The nature of our work has changed, in response to the changing environment of migration controls and working for migrants' right to remain in the UK. Working for justice in an immigration or asylum case cannot just begin when removal is imminent. Our work is increasingly around raising awareness of the legal processes, helping to make sure people understand the system, know their rights, and their options in the struggle to establish the right to remain.
In recent years, successive governments have introduced ever harsher immigration controls, extending them from the port of entry deep into our society - into our communities, workplaces, schools, colleges, hospitals and so on.
Access to justice in the legal system has been stripped away. People seeking the right to remain face a culture of cynicism and disbelief, and have limited or no access to good-quality, free legal representation. There has been a vast increase in the numbers imprisoned in immigration detention centres.

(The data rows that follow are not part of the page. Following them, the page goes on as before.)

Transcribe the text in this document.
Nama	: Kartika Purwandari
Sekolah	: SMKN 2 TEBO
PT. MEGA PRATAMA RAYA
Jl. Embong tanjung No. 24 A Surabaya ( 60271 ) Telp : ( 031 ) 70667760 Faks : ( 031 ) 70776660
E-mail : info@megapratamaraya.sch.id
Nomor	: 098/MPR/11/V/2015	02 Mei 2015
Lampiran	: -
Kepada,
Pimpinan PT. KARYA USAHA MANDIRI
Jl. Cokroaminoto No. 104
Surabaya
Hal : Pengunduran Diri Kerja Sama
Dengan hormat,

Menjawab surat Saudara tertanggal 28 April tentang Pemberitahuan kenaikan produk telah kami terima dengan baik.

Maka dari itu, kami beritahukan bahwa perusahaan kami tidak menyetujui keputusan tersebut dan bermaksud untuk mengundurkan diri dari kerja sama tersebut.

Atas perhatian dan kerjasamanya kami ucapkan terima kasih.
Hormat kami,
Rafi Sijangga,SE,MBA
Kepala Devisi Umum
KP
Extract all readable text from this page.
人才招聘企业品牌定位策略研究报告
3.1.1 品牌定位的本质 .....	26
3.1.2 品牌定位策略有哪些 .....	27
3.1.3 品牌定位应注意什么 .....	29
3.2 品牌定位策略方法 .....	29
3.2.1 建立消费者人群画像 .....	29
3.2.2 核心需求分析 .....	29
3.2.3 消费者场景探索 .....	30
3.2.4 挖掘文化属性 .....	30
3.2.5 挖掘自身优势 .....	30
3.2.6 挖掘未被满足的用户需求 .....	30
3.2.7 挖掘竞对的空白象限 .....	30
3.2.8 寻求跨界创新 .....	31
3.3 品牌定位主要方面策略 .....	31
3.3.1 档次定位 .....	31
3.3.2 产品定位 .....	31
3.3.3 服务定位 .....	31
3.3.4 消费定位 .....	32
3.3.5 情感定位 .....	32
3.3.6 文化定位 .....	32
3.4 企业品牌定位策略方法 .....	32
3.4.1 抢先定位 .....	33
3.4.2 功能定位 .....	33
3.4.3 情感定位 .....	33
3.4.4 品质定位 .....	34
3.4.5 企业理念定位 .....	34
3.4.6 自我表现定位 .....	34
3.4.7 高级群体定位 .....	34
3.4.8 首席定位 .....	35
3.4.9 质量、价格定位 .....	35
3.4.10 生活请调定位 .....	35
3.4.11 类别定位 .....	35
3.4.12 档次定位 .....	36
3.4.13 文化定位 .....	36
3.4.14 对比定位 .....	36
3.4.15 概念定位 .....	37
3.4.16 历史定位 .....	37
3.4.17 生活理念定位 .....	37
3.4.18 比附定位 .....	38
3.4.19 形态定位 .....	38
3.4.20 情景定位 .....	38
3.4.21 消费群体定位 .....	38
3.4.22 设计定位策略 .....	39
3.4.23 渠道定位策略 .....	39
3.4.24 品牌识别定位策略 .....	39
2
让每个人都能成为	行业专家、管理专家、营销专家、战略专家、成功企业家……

The rights to work, education, housing and healthcare have been cut back. People without the right to remain often face barriers in accessing the basic necessities of life, becoming homeless and utterly destitute. These measures were described by a former Home Secretary as part of a strategy to make life so "uncomfortable" that those who could not be removed from the UK would choose, in desperation, to leave.
With increasing numbers of people denied access to justice and basic human rights whilst seeking the right to remain, the community groups we work with have had to develop new methods of practical solidarity to assist people to establish their right to remain with dignity, safety and humanity, and to challenge injustice in the system.
Our key work is to support these groups all across the UK, providing resources, information, support and training.